In any case, people are much better served following the recommendations that have come out of decades of work by Nobel-winning economists: namely, investing in index funds, avoiding actively managed funds and individual stocks, and keeping your money out of collectibles (among other things).
A further note on equities: it is of course true that past performance doesn’t equal future performance, for any investment. However, this is precisely why a good index portfolio will be well balanced across many asset classes, sizes, markets, etc. In that kind of portfolio – which is ludicrously cheap to enter now (and literally requires no effort on the part of the investor to maintain or balance in the case of target-date/self-balancing index funds) – your bet is not on the vagaries of single commodity types or one business; it’s betting instead that the global economy will continue to grow over time. Incidentally, that’s the exact same bet that *anyone* who works as an employee for almost *any* company effectively makes by taking a job. It’s the closest thing to a “safe” bet that we will ever see in the investment world. Wine looks ridiculously imbalanced as an investment vehicle by comparison.
“Wine looks ridiculously imbalanced as an investment vehicle by comparison.”
So does any collectible. Nobody is saying dump all your public equities and bonds and buy wine and paintings. But because something is simply different from what Fidelity sells, doesn’t make it a bad investment. Indeed, the rich get richer often because of their investment in alternative assets that most retail investors can’t access (venture capital, real estate, etc.).
If someone told me they have 50% of their assets in wine, I’d question their sanity. But 2%… *if* the numbers work out, then why not?
Not sure what you were saying about taking a job. Are you arguing that taking a job for a company is the equivalent of an index fund or DRC. I’d argue the latter… nothing more imbalanced than tying yourself to one profession in one company in one industry.

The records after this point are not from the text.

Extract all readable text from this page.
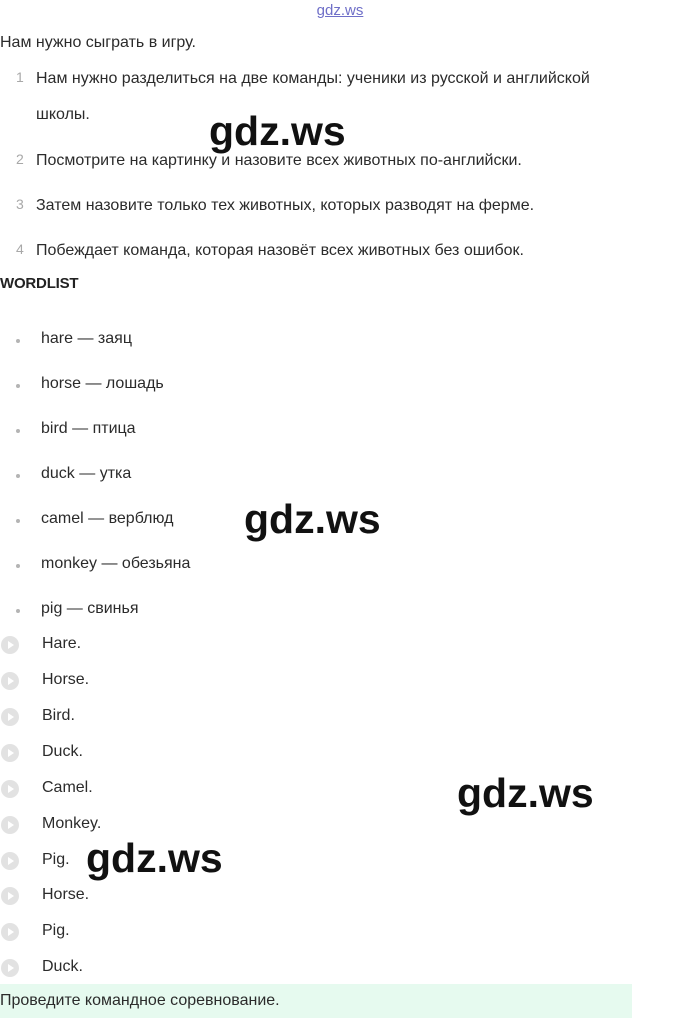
gdz.ws
Нам нужно сыграть в игру.
1 Нам нужно разделиться на две команды: ученики из русской и английской школы.
2 Посмотрите на картинку и назовите всех животных по-английски.
3 Затем назовите только тех животных, которых разводят на ферме.
4 Побеждает команда, которая назовёт всех животных без ошибок.
WORDLIST
hare — заяц
horse — лошадь
bird — птица
duck — утка
camel — верблюд
monkey — обезьяна
pig — свинья
Hare.
Horse.
Bird.
Duck.
Camel.
Monkey.
Pig.
Horse.
Pig.
Duck.
Проведите командное соревнование.
gdz.ws
gdz.ws
gdz.ws
gdz.ws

When AI takes that job, then what do you do?
“Nobody is saying dump all your public equities and bonds and buy wine and paintings.”
I absolutely get press releases that suggest/imply this; hence today’s PSA-style rant.
“But because something is simply different from what Fidelity sells, doesn’t make it a bad investment.”
True, but I think it’s quite clear that for **most people** wine is a crap investment vehicle.
“Not sure what you were saying about taking a job.”
When you work in the global marketplace, you are indirectly making the “bet” that the entire market will go up; it’s simply an unstated conjunct of producing goods/services in the global market. Read this for more perspective on the ideas in general: https://jlcollinsnh.com/2012/04/19/stocks-part-ii-the-market-always-goes-up/
“nothing more imbalanced than tying yourself to one profession in one company in one industry.”
This is very true and a BIG reason why owning stock in the company that employs you is almost always a bad idea.
“When AI takes that job, then what do you do?”
In the USA, the short answer is that you’re royally f*cked. We have half-assed tax laws that incentivize business outsourcing and automation with almost nothing by law going back to the workers who are displaced by this (workers that we almost certainly need in other fields if they could be retrained). But that’s waaaaay off topic now ;-).
Off-topic, but arguably about a zillion times more important. Talking to companies here and in China working on ML and blockchain projects that will displace way more people way faster than we would all hope for. And China is on a path to absolutely eat our f*cking lunch. Climate aside, I can’t think of anything more important.
Totally agree – most of the U.S. has no idea what is coming down the pike and our laws/policies are way, way too inept in present form to handle it.